Martijn van Bruggen zegt
Daar heeft u natuurlijk gelijk in, je kan bijvoorbeeld onderzoek doen naar wat mensen (willen) lezen ter ontspanning. Wat ik aan wil geven, is dat ik als een naar ontspanning zoekende lezer ‘vlot weglezen’ een belangrijk criterium vind, terwijl ik dat als letterkundig lezer totaal niet relevant vind.
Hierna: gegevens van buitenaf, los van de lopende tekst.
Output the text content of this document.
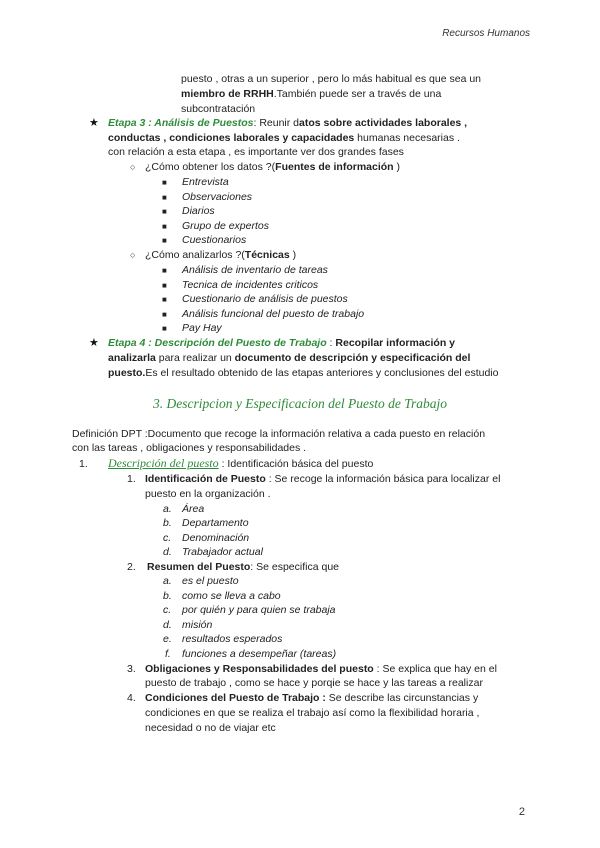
Recursos Humanos
puesto , otras a un superior , pero lo más habitual es que sea un
miembro de RRHH.También puede ser a través de una
subcontratación
★ Etapa 3 : Análisis de Puestos: Reunir datos sobre actividades laborales ,
conductas , condiciones laborales y capacidades humanas necesarias .
con relación a esta etapa , es importante ver dos grandes fases
○ ¿Cómo obtener los datos ?(Fuentes de información )
■ Entrevista
■ Observaciones
■ Diarios
■ Grupo de expertos
■ Cuestionarios
○ ¿Cómo analizarlos ?(Técnicas )
■ Análisis de inventario de tareas
■ Tecnica de incidentes criticos
■ Cuestionario de análisis de puestos
■ Análisis funcional del puesto de trabajo
■ Pay Hay
★ Etapa 4 : Descripción del Puesto de Trabajo : Recopilar información y
analizarla para realizar un documento de descripción y especificación del
puesto.Es el resultado obtenido de las etapas anteriores y conclusiones del estudio
3. Descripcion y Especificacion del Puesto de Trabajo
Definición DPT :Documento que recoge la información relativa a cada puesto en relación
con las tareas , obligaciones y responsabilidades .
1. Descripción del puesto : Identificación básica del puesto
1. Identificación de Puesto : Se recoge la información básica para localizar el
puesto en la organización .
a. Área
b. Departamento
c. Denominación
d. Trabajador actual
2. Resumen del Puesto: Se especifica que
a. es el puesto
b. como se lleva a cabo
c. por quién y para quien se trabaja
d. misión
e. resultados esperados
f. funciones a desempeñar (tareas)
3. Obligaciones y Responsabilidades del puesto : Se explica que hay en el
puesto de trabajo , como se hace y porqie se hace y las tareas a realizar
4. Condiciones del Puesto de Trabajo : Se describe las circunstancias y
condiciones en que se realiza el trabajo así como la flexibilidad horaria ,
necesidad o no de viajar etc
2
Intellectuele criteria zijn niet de enige criteria denkbaar voor een boek.
linda de veer zegt
Sterke recensie over een zwak geschreven roman!
Robert Kruzdlo zegt
Een stuntelig romannetje maakt sterke recensies. Hoe als het een ijzersterke roman was¿
Berthold van Maris zegt
Volgens de Spaanse schrijver Rafael Chirbes, van wie ik nu zijn postuum gepubliceerde Diarios lees, gaat het tegenwoordig, niet alleen in de populaire media maar ook in de serieuze literatuurkritiek, veel te veel over de schrijver en veel te weinig over de personages.